Virginia Needs Reforms to Ensure Ballot Access Isn’t Arbitrary


By David T.S. Jonas

Early voting has started in Virginia for the 2021 cycle, but for tens of thousands of Virginia Democratic primary voters, their ability to choose their elected officials has been seriously curtailed.

I have little doubt that many will consider it minor in the long run, but I felt it necessary to speak out following the recent disqualification of three Democratic candidates of color for office.

The idea of state actors arbitrarily picking and choosing which years will consist of blanket reprieves and which will subject candidates to strict compliance should concern us all—if only because one day it might be your candidate or campaign that is caught by the political winds of shifting standards.

Again, I know most won’t view this as a scandal. To many, this is a story of “sour grapes” and “paperwork.”

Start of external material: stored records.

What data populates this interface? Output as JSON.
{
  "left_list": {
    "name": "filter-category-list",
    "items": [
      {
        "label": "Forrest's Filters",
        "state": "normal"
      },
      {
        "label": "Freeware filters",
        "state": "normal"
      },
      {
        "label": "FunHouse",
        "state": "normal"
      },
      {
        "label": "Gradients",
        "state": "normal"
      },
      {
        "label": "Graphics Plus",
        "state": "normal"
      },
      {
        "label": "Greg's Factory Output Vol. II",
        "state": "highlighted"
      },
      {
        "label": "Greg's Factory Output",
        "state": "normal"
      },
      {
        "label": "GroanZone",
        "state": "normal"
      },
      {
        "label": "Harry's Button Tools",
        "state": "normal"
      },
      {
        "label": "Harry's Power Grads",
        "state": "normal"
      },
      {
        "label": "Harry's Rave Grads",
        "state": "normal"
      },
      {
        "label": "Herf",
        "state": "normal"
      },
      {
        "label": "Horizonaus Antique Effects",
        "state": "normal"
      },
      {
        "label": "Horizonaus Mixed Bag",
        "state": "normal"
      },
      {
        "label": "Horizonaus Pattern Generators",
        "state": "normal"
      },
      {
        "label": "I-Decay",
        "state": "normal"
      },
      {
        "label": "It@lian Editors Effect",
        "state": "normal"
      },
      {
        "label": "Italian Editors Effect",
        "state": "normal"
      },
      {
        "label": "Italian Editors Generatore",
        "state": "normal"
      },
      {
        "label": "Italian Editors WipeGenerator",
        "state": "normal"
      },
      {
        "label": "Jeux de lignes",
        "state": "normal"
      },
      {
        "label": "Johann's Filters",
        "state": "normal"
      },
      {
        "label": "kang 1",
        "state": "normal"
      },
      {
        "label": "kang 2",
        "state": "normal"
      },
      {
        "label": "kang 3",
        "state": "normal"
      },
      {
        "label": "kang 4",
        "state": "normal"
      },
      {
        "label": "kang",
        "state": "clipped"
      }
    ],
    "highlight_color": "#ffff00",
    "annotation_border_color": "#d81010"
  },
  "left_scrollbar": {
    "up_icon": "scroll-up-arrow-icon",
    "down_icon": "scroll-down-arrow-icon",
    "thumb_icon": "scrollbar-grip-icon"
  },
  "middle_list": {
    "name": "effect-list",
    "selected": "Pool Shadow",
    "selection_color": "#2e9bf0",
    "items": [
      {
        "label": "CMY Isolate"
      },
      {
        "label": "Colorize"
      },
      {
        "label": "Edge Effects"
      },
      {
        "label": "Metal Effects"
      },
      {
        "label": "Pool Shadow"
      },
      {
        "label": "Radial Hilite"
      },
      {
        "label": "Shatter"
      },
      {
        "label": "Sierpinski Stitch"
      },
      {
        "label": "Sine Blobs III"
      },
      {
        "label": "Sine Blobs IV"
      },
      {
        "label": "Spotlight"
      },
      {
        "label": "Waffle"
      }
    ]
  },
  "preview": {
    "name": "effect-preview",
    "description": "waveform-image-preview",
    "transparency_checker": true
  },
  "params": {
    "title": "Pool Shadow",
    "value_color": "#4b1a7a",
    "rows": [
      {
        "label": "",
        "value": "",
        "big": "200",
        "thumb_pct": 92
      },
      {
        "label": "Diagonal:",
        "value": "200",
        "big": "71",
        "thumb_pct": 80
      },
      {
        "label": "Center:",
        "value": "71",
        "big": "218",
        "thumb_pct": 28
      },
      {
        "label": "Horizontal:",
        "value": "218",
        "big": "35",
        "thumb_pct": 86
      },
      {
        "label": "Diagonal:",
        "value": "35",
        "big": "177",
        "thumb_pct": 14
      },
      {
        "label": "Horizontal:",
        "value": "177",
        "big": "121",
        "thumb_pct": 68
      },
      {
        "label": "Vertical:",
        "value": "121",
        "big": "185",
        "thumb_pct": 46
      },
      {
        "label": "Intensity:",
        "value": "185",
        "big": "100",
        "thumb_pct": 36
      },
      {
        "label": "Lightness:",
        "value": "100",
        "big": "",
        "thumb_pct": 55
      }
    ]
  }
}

But Virginia’s long history suggests that when public officials start to change the rules of the game on things like access to the ballot, it almost always creates an asymmetry where the most connected and powerful get proactive guidance and help to comply—while normal folks are left to fend for themselves. And of course, it can all be flipped as needed if the “wrong” folks get caught up in the fray.

To see how problematic the standards at play are here, let’s go back to 2020.

Like many Democrats, I was hoping that the State Board of Elections would refuse to grant Republicans Bob Good and Nick Freitas (who were running for Congress) an extension on their paperwork. But the Board decided—fairly or unfairly—to be lenient and granted extensions.

I didn’t like it, in part because I wanted those Republicans to lose, but mostly because I had seen this happen so many times before: when certain people fail to meet government standards they’re met with leniency, but when others don’t, they’re met with strict enforcement.

It was a major red flag, (especially after the State Board of Elections started emailing party leaders on how strict they would be this year) and I’m sorry that I wasn’t more vocal about it at the time.

Worse yet, the State Board of Elections opened themselves up to the possibility of an ex post facto decision to enforce the rules: what if in 2021 the entire Republican delegation to Congress had been misinformed by their party leaders about a piece of documentation? Would the “new” standard be enforced? Would every Virginia Republican in Congress have to run a write-in campaign because of paperwork deficiencies?

To be clear, I am fine with election officials being consistently lenient or consistently strict. But if you’re going to start strictly enforcing the rules after years of a stated policy of leniency, you need to be extremely proactive in ensuring everyone knows the deadlines/how to comply with the rules—and have the documentation ready to prove that you did.

That doesn’t appear to be what happened here.

Incumbents and those more tied to the political world appear to have been given plenty of heads-up. That’s ideal if everyone gets the same treatment, but if that same level of attention isn’t given to newcomers acting in good faith during a pandemic, then we have a problem.

My hope is that I’m missing something here, because as it stands, it looks like we need a significant series of reforms.

Ideally, there would be an independent investigation of what occurred this cycle. The General Assembly should pass legislation formalizing these now ironclad rules so ex post facto decisions can’t be made. And more than anything, we need a law that mandates that if there aren’t going to be reprieves, election staff have to proactively contact and warn candidates on paperwork deficiencies in a standardized fashion.

After all, given enough time, it’s going to be a powerful Republican who forgets to hand in a piece of paper or get a document notarized.

And if I know Virginia, the Board will suddenly have a change of heart—they’ll decide to grant leniency, citing all the pain such a policy has caused in the recent past.

We need to make that kind of Virginia an impossibility going forward.